Google has begun using “fingerprinting” of child sex abuse images, Fuller said. It will help law enforcement, web companies and advocates find and remove the images, as well as prosecute the individuals who posted them. Fuller wrote: “We’re in the business of making information widely available, but there’s information that should never be created or found, we can do a lot to ensure it’s available online – – – and that when people try to share this disgusting content they are caught and prosecuted.”
Since 2008, Google has been using technology in order to tag images that assist the company in finding them anywhere else they may appear on the Web. Including Google is able to make sure images or Web pages do not appear in search results. Back in 2006, Google joined Microsoft, Time, Time Warner and others in a Technology Coalition targeting child abuse on the web, and donated hardware and software to groups around the world fighting child sex abuse.
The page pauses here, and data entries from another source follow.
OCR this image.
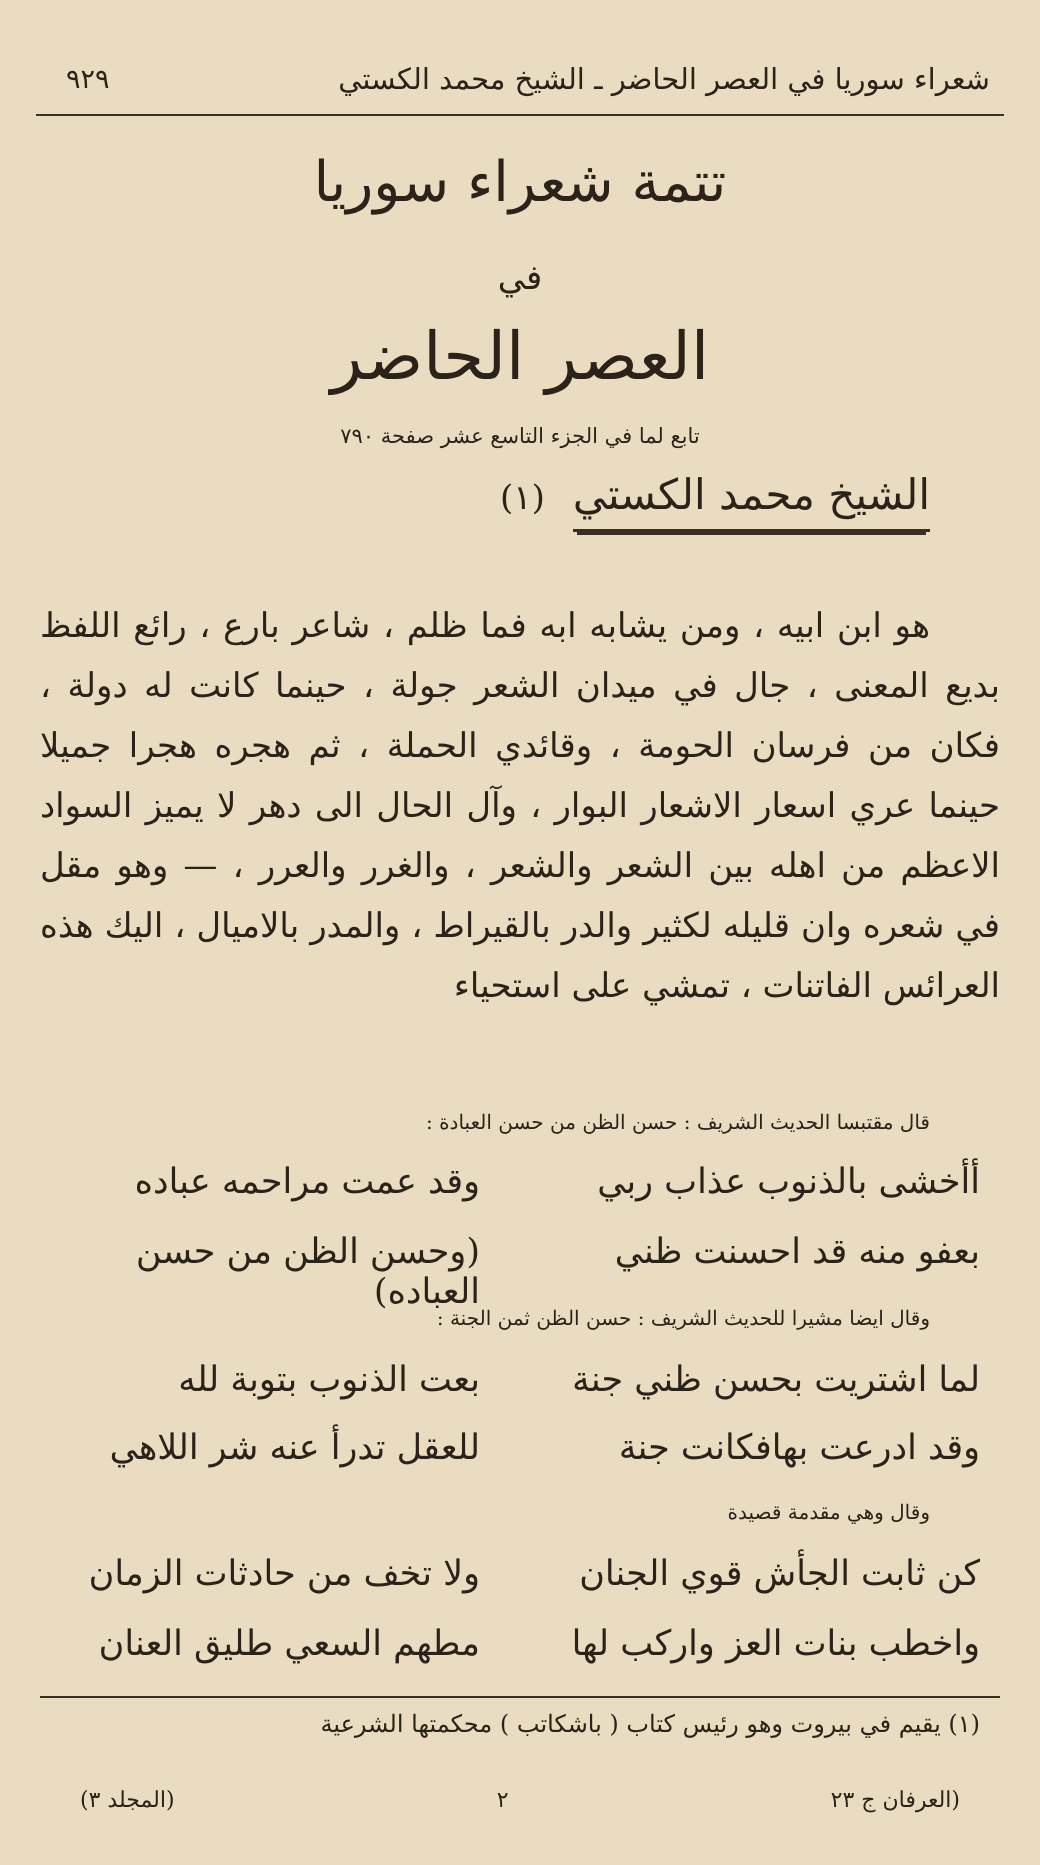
شعراء سوريا في العصر الحاضر ـ الشيخ محمد الكستي
٩٢٩
تتمة شعراء سوريا
في
العصر الحاضر
تابع لما في الجزء التاسع عشر صفحة ٧٩٠
الشيخ محمد الكستي
(١)

هو ابن ابيه ، ومن يشابه ابه فما ظلم ، شاعر بارع ، رائع اللفظ بديع المعنى ، جال في ميدان الشعر جولة ، حينما كانت له دولة ، فكان من فرسان الحومة ، وقائدي الحملة ، ثم هجره هجرا جميلا حينما عري اسعار الاشعار البوار ، وآل الحال الى دهر لا يميز السواد الاعظم من اهله بين الشعر والشعر ، والغرر والعرر ، — وهو مقل في شعره وان قليله لكثير والدر بالقيراط ، والمدر بالاميال ، اليك هذه العرائس الفاتنات ، تمشي على استحياء

قال مقتبسا الحديث الشريف : حسن الظن من حسن العبادة :
أأخشى بالذنوب عذاب ربي
وقد عمت مراحمه عباده
بعفو منه قد احسنت ظني
(وحسن الظن من حسن العباده)
وقال ايضا مشيرا للحديث الشريف : حسن الظن ثمن الجنة :
لما اشتريت بحسن ظني جنة
بعت الذنوب بتوبة لله
وقد ادرعت بهافكانت جنة
للعقل تدرأ عنه شر اللاهي
وقال وهي مقدمة قصيدة
كن ثابت الجأش قوي الجنان
ولا تخف من حادثات الزمان
واخطب بنات العز واركب لها
مطهم السعي طليق العنان
(١) يقيم في بيروت وهو رئيس كتاب ( باشكاتب ) محكمتها الشرعية
(العرفان ج ٢٣
٢
(المجلد ٣)
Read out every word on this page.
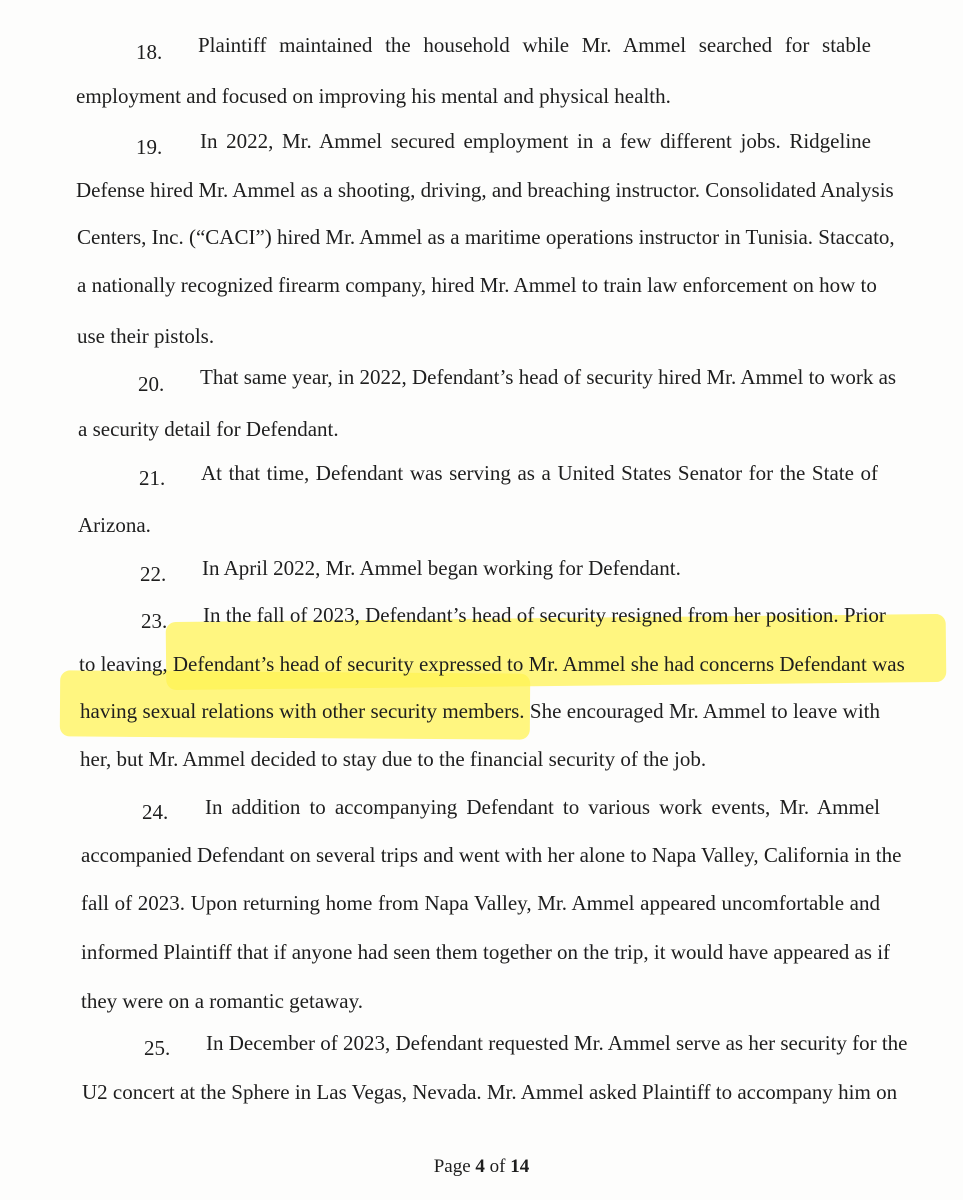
18. Plaintiff maintained the household while Mr. Ammel searched for stable
employment and focused on improving his mental and physical health.
19. In 2022, Mr. Ammel secured employment in a few different jobs. Ridgeline
Defense hired Mr. Ammel as a shooting, driving, and breaching instructor. Consolidated Analysis
Centers, Inc. (“CACI”) hired Mr. Ammel as a maritime operations instructor in Tunisia. Staccato,
a nationally recognized firearm company, hired Mr. Ammel to train law enforcement on how to
use their pistols.
20. That same year, in 2022, Defendant’s head of security hired Mr. Ammel to work as
a security detail for Defendant.
21. At that time, Defendant was serving as a United States Senator for the State of
Arizona.
22. In April 2022, Mr. Ammel began working for Defendant.
23. In the fall of 2023, Defendant’s head of security resigned from her position. Prior
to leaving, Defendant’s head of security expressed to Mr. Ammel she had concerns Defendant was
having sexual relations with other security members. She encouraged Mr. Ammel to leave with
her, but Mr. Ammel decided to stay due to the financial security of the job.
24. In addition to accompanying Defendant to various work events, Mr. Ammel
accompanied Defendant on several trips and went with her alone to Napa Valley, California in the
fall of 2023. Upon returning home from Napa Valley, Mr. Ammel appeared uncomfortable and
informed Plaintiff that if anyone had seen them together on the trip, it would have appeared as if
they were on a romantic getaway.
25. In December of 2023, Defendant requested Mr. Ammel serve as her security for the
U2 concert at the Sphere in Las Vegas, Nevada. Mr. Ammel asked Plaintiff to accompany him on
Page 4 of 14
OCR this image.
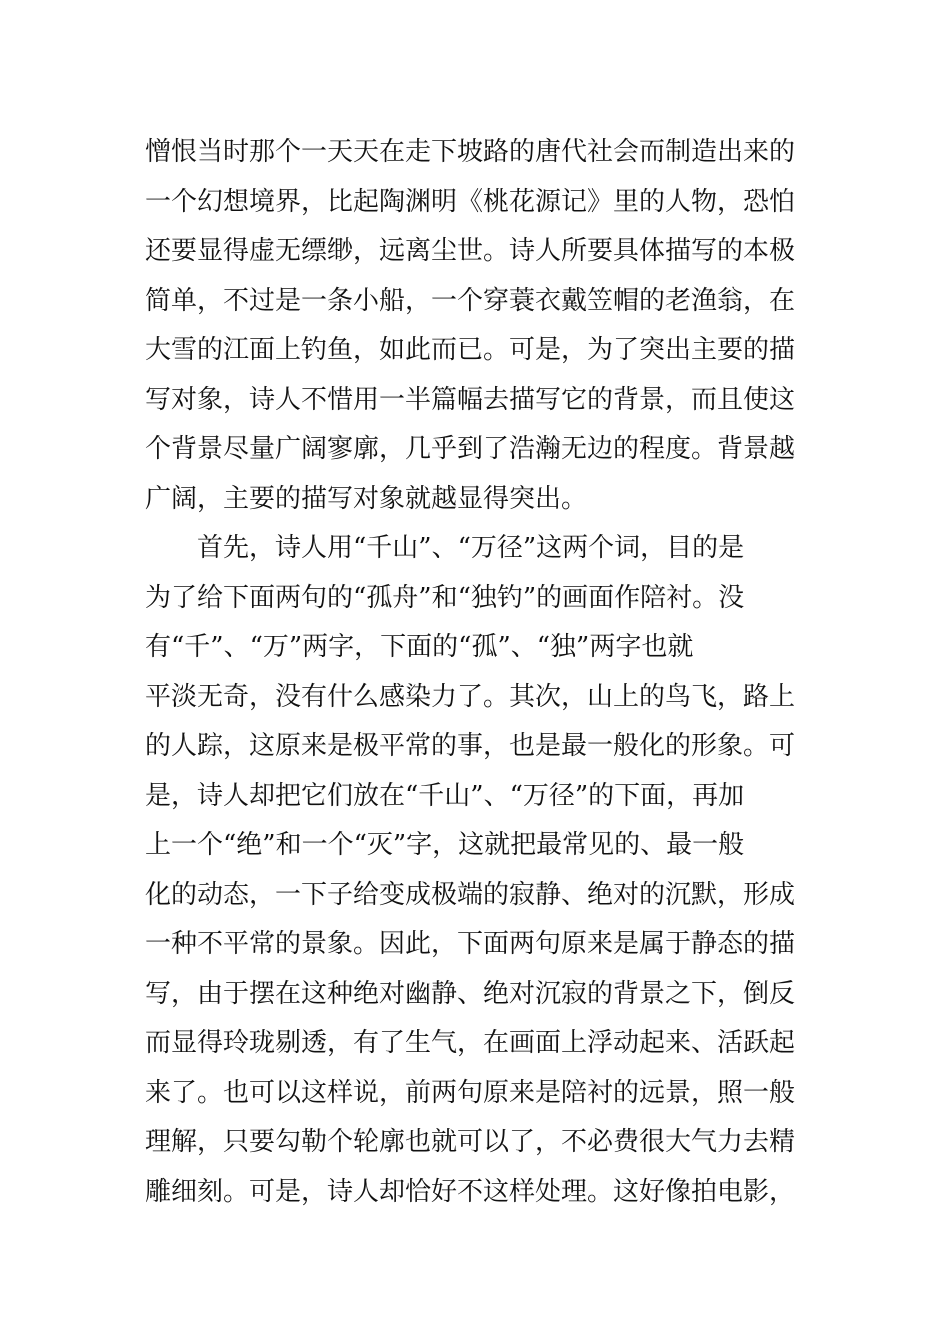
憎恨当时那个一天天在走下坡路的唐代社会而制造出来的
一个幻想境界，比起陶渊明《桃花源记》里的人物，恐怕
还要显得虚无缥缈，远离尘世。诗人所要具体描写的本极
简单，不过是一条小船，一个穿蓑衣戴笠帽的老渔翁，在
大雪的江面上钓鱼，如此而已。可是，为了突出主要的描
写对象，诗人不惜用一半篇幅去描写它的背景，而且使这
个背景尽量广阔寥廓，几乎到了浩瀚无边的程度。背景越
广阔，主要的描写对象就越显得突出。
首先，诗人用“千山”、“万径”这两个词，目的是
为了给下面两句的“孤舟”和“独钓”的画面作陪衬。没
有“千”、“万”两字，下面的“孤”、“独”两字也就
平淡无奇，没有什么感染力了。其次，山上的鸟飞，路上
的人踪，这原来是极平常的事，也是最一般化的形象。可
是，诗人却把它们放在“千山”、“万径”的下面，再加
上一个“绝”和一个“灭”字，这就把最常见的、最一般
化的动态，一下子给变成极端的寂静、绝对的沉默，形成
一种不平常的景象。因此，下面两句原来是属于静态的描
写，由于摆在这种绝对幽静、绝对沉寂的背景之下，倒反
而显得玲珑剔透，有了生气，在画面上浮动起来、活跃起
来了。也可以这样说，前两句原来是陪衬的远景，照一般
理解，只要勾勒个轮廓也就可以了，不必费很大气力去精
雕细刻。可是，诗人却恰好不这样处理。这好像拍电影，
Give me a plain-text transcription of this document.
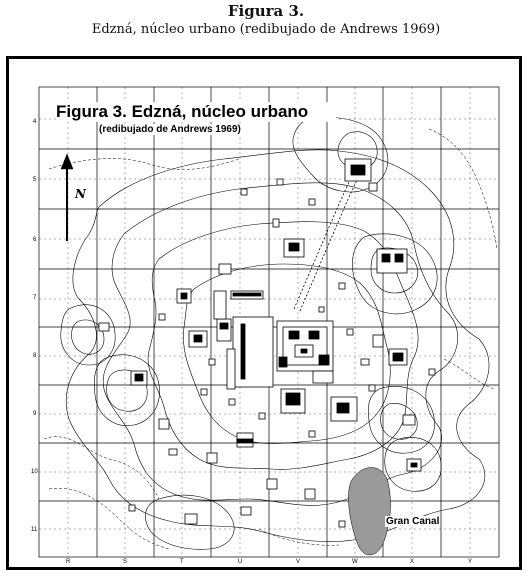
Figura 3.
Edzná, núcleo urbano (redibujado de Andrews 1969)
4
5
6
7
8
9
10
11
R	S	T	U	V	W	X	Y
Figura 3. Edzná, núcleo urbano
(redibujado de Andrews 1969)
N
Gran Canal
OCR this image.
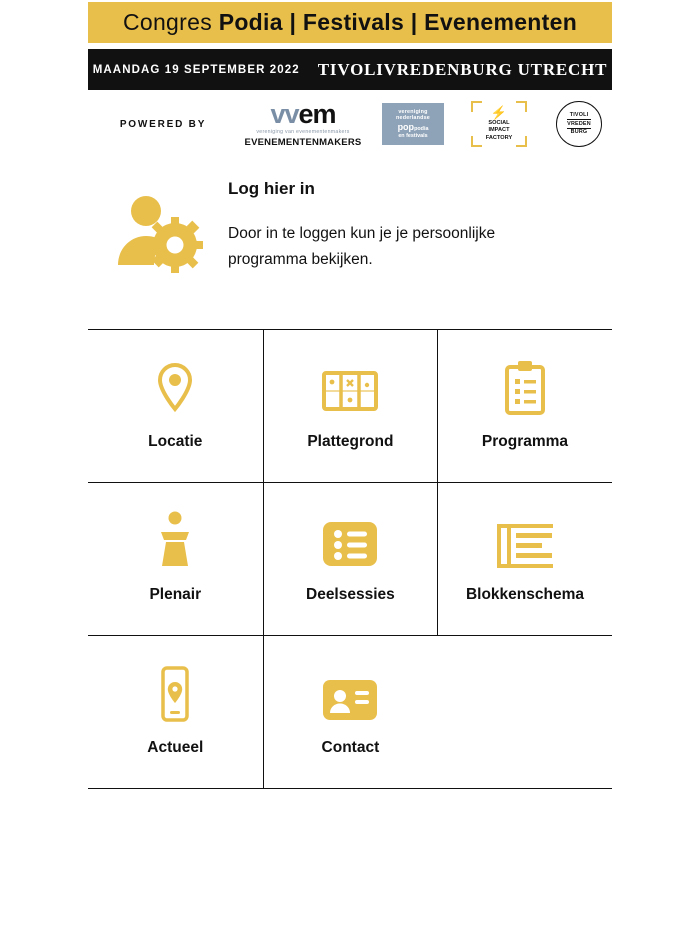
Congres Podia | Festivals | Evenementen
MAANDAG 19 SEPTEMBER 2022 TIVOLIVREDENBURG UTRECHT
POWERED BY	vvem
vereniging van evenementenmakers
EVENEMENTENMAKERS
vereniging
nederlandse
poppodia
en festivals
⚡
SOCIAL
IMPACT
FACTORY
TIVOLI
VREDEN
BURG
Log hier in
Door in te loggen kun je je persoonlijke programma bekijken.
Locatie	Plattegrond	Programma
Plenair	Deelsessies	Blokkenschema
Actueel	Contact
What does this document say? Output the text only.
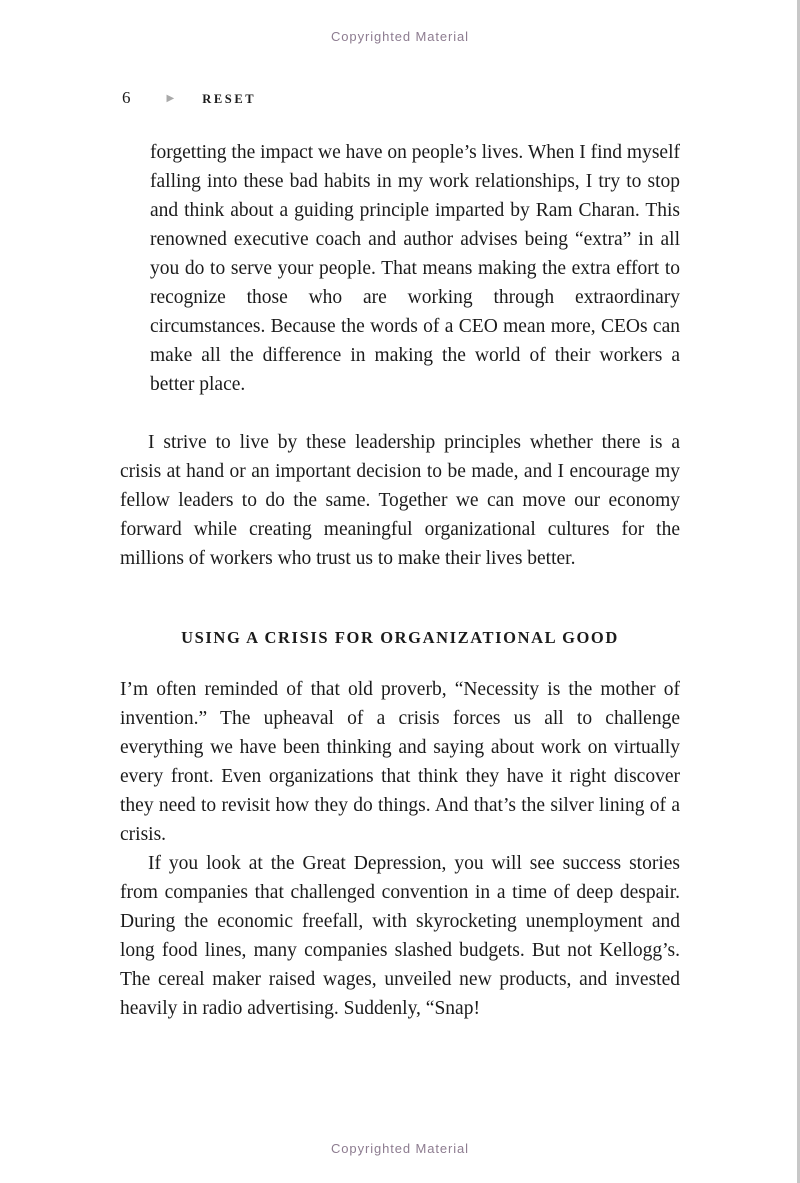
Copyrighted Material
6	▶ RESET
forgetting the impact we have on people’s lives. When I find myself falling into these bad habits in my work relationships, I try to stop and think about a guiding principle imparted by Ram Charan. This renowned executive coach and author advises being “extra” in all you do to serve your people. That means making the extra effort to recognize those who are working through extraordinary circumstances. Because the words of a CEO mean more, CEOs can make all the difference in making the world of their workers a better place.

I strive to live by these leadership principles whether there is a crisis at hand or an important decision to be made, and I encourage my fellow leaders to do the same. Together we can move our economy forward while creating meaningful organizational cultures for the millions of workers who trust us to make their lives better.

USING A CRISIS FOR ORGANIZATIONAL GOOD

I’m often reminded of that old proverb, “Necessity is the mother of invention.” The upheaval of a crisis forces us all to challenge everything we have been thinking and saying about work on virtually every front. Even organizations that think they have it right discover they need to revisit how they do things. And that’s the silver lining of a crisis.

If you look at the Great Depression, you will see success stories from companies that challenged convention in a time of deep despair. During the economic freefall, with skyrocketing unemployment and long food lines, many companies slashed budgets. But not Kellogg’s. The cereal maker raised wages, unveiled new products, and invested heavily in radio advertising. Suddenly, “Snap!

Copyrighted Material
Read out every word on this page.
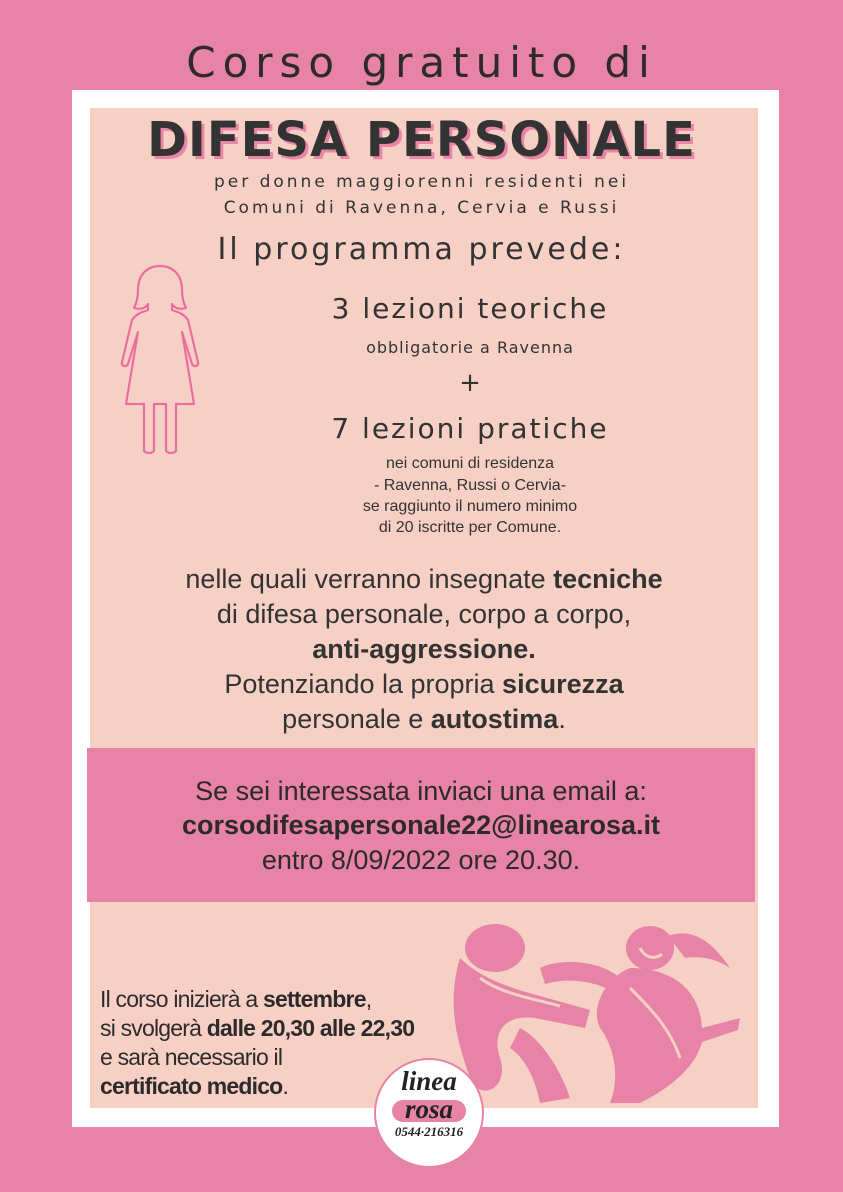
Corso gratuito di
DIFESA PERSONALE
per donne maggiorenni residenti nei
Comuni di Ravenna, Cervia e Russi
Il programma prevede:
3 lezioni teoriche
obbligatorie a Ravenna
+
7 lezioni pratiche
nei comuni di residenza
- Ravenna, Russi o Cervia-
se raggiunto il numero minimo
di 20 iscritte per Comune.
nelle quali verranno insegnate tecniche
di difesa personale, corpo a corpo,
anti-aggressione.
Potenziando la propria sicurezza
personale e autostima.
Se sei interessata inviaci una email a:
corsodifesapersonale22@linearosa.it
entro 8/09/2022 ore 20.30.
Il corso inizierà a settembre,
si svolgerà dalle 20,30 alle 22,30
e sarà necessario il
certificato medico.	linea
rosa
0544·216316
According to the National Center for Missing and Exploited Children Google’s tip line received 17.3 million images and videos of suspected child abuse in 2011. That was four times what the group received in 2007.
Fuller wrote: “Child sexual exploitation is a global problem that needs a global solution. More than half of the images and videos reported to National Center for Missing and Exploited Children’s (NCMEC’s) are from outside of the U.S. With this in mind, we need to sustain and encourage borderless and communication between organizations fighting this problem on the ground.” Google is taking action and supporting NCMEC CyberTipline that is accessible to 60 countries that helps local law enforcement agencies in effectively executing their investigations.
Google was recently approached about details on how its search and other processes work and have yet to respond to the message.